1) Se fizermos um comparativo entre os dois acontecimentos de violência e invasão da Vila Cruzeiro e do Complexo do Alemão em 2007 com este agora em 2010, penso que houve uma efetivação de estratégias de “inteligência” para a tomada do “território”. Um dos pontos-chave no programa de segurança pública do estado é, supostamente, o da realização de ações sem um lastro de sangue em proporções extremas, ante o medo generalizado de que novamente inocentes, moradores dessas comunidades, fossem vítimas de uma ação imediatista. Caso provavelmente dos inúmeros transeuntes da Av. Brás de Pina e ruas adjacentes, que estão mais expostas, com uma frequência maior, ao risco de troca de tiros. Na segunda-feira (22), meu irmão e todos os que estavam na rua tiveram, por exemplo, que correr para dentro das lojas no comércio local para se protegerem;

2) A estruturação e disponibilização do Hospital Getúlio Vargas, um hospital de emergência, para o socorro das possíveis vítimas. Essa foi uma medida de responsabilidade da Secretaria de Saúde do Estado, em parceria com a do município do RJ. Fora isso, conta-se a disponibilidade de 10 leitos na Unidade de Pronto Atendimento (UPA) - Penha, atrás do mesmo hospital e o hospital de campanha feito na PAM de Del Castilho;

3) A união das polícias Militar, Civil, Rodoviária Federal, acrescidas da Polícia Federal e da logistítica, primeiramente, oferecida pela Marinha, após o desabafo em entrevista de Beltrame, quanto à posição do Exército, que posteriormente se soma à tarefa, conjuntamente com a Aeronáutica.

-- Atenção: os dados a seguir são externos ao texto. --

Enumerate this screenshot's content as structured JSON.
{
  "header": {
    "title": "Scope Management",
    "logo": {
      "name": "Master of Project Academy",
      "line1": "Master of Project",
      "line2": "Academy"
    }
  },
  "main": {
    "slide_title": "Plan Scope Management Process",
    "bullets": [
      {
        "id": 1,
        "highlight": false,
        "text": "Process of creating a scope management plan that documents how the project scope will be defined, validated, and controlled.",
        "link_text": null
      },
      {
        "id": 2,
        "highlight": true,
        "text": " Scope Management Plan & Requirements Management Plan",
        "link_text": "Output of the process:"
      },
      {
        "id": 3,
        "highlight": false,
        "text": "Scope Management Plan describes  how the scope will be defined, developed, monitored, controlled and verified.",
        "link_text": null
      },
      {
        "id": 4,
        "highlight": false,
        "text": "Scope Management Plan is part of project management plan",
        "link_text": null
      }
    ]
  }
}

“Hoje estou pessimista, amanhã otimista” – a Vila Cruzeiro vista do lado de cá

Em 2007, estávamos às vésperas do PAN-07; hoje estamos a caminho dos eventos da Copa do Mundo de 2014 e das Olimpíadas de 2016. Eventos que podem ser ameaçados pela onda de violência, muito embora os responsáveis da Comissão Organizadora dizem que não há esse risco. Mas a mídia internacional mostra-se atenta a todos esses fatos.

Também é recorrente a fala de inúmeros especialistas e acadêmicos - sociólogos, antropólogos, historiadores, criminalistas e políticos -, que são procurados pelas mídias para análise e comentários sobre toda essa bárbarie e violência agudizada que vem se abatendo sobre o Rio de Janeiro. Por enquanto, não tive a oportunidade ainda de ouvir nenhum assistente social, pesquisador ou mesmo de base, dar a sua contribuição a respeito nessa discussão.

Em meio ao conjunto de opiniões e depoimentos, gostei muito do posicionamento crítico de Luiz Eduardo Soares*, em seu blog, quanto ao assédio da mídia na cobertura de mais essa onda de violência pela cidade. O seu artigo chama-se A crise no Rio e o pastiche midiático”,postado no dia 25 de novembro de 2010.

Entretanto, em uma entrevista, na segunda-feira (22), a Thiago Camelo, do Instituto Ciência Hoje, que sairá na primeira edição da Revista Ciência Hoje, em 2011, em que Luiz Eduardo Soares fala de sua obra literária, nesse bate-papo, o caso dos ataques no Rio de Janeiro foi tratado e está on-line. A pergunta virou título: O tráfico já era?

Sinto e vejo em meus familiares, amigos e vizinhos mais próximos, apreensão, mais o forte desejo de que tudo isto acabe da forma mais humanizada possível. Vou fazer um empréstimo de uma frase de Milton Santos, no documentário de Sílvio Tendler, “O mundo global visto do lado de cá”, transmitido pela TV SESC no domingo passado: “Hoje estou pessimista, amanhã otimista”.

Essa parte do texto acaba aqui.